Recent advances in single cell research methods have made it possible to dissect the cellular composition of hearts in unprecedented detail. Teams led by Jackson Laboratory (JAX) Professor Nadia Rosenthal, Ph.D., F.Med.Sci, who also directs the research program at JAX’s Bar Harbor campus, have spearheaded this effort and revealed a complex mix of cells—structural, vascular, immune and others—present in heart tissue in addition to the predominant myocytes (contractile muscle cells). Now, in “Cardiac cellularity is dependent upon biological sex and is regulated by gonadal hormones,” published in Cardiovascular Research, the researchers present findings of significant cellular differences between adult female and male mouse hearts.

The team, led by Rosenthal and senior author Alexander Pinto, Ph.D., now at the Baker Heart and Diabetes Research Institute in Melbourne (Australia), analyzed the relative abundance of endothelial cells (that line blood vessels), mesenchymal cells (involved with tissue regeneration and repair) and leukocytes (immune cells) and the subsets of cells within the larger categories. What they found was that while the absolute number of leukocytes and endothelial cells were similar in male and female mice, the female mice had a 1.6-fold greater number of mesenchymal cells than males.

When looking at cellular subsets, however, there were differences in all three categories. For example, a close look at leukocyte (immune) cell populations revealed that males have higher proportions of myeloid cells, granulocytes and B cells, while females have increases in natural killer cells, T cells and Undetermined non-myeloid cells. Interestingly, analyses of cellular populations at one and four weeks of age revealed that the cellular profiles were similar at one week but the differences between males and females were similar to those of adults by four weeks of age.

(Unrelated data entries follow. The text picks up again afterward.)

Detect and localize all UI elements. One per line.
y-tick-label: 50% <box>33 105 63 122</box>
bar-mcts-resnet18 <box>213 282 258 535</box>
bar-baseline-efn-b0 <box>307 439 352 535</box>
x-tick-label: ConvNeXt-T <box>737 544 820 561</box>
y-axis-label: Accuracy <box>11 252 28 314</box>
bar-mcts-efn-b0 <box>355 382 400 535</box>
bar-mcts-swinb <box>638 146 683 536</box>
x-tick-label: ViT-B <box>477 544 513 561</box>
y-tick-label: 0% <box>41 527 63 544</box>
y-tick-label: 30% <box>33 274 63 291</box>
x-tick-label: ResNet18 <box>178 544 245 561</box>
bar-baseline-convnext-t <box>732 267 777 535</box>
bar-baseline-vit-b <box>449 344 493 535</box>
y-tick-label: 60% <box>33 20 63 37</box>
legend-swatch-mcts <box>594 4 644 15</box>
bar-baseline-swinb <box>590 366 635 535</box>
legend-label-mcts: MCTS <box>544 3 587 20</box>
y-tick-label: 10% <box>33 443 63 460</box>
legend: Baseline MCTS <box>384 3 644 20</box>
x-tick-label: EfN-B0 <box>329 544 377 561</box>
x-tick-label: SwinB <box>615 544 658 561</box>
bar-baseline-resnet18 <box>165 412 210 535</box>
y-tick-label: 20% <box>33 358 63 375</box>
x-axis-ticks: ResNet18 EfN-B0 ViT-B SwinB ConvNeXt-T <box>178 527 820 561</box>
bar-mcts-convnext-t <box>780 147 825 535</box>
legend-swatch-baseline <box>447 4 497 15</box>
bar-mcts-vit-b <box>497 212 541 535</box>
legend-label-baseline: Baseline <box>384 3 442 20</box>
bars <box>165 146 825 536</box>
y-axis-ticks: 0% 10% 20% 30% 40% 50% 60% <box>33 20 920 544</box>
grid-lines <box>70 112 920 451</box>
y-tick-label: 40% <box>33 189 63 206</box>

To test whether hormonal signals do indeed underlie the differences, the researchers eliminated sex hormones—estrogen and testosterone—from cohorts of mice by gonadectomy. Interestingly, the cellular compositions of male and female hearts soon became similar: rapidly so, as the changes occurred over a two-week period. When the gonadectomized mice were treated with hormones—17-beta estradiol or testosterone propionate—for four weeks, however, the cellular changes were partially reversed, and differences between the sexes became apparent again. The results indicate that the hormones are essential for regulating the differences in cardiac cellular composition. 

The study provides a foundation for further investigation into the influence of biological sex on cardiac cellular makeup and how it can affect cardiovascular function and disease. In addition, it will be important to more fully explore the cellular composition of human hearts. But given that much research into cardiac function and therapeutic development has been done only in males to date, the findings underline the importance of incorporating sex differences into future preclinical and clinical cardiovascular research.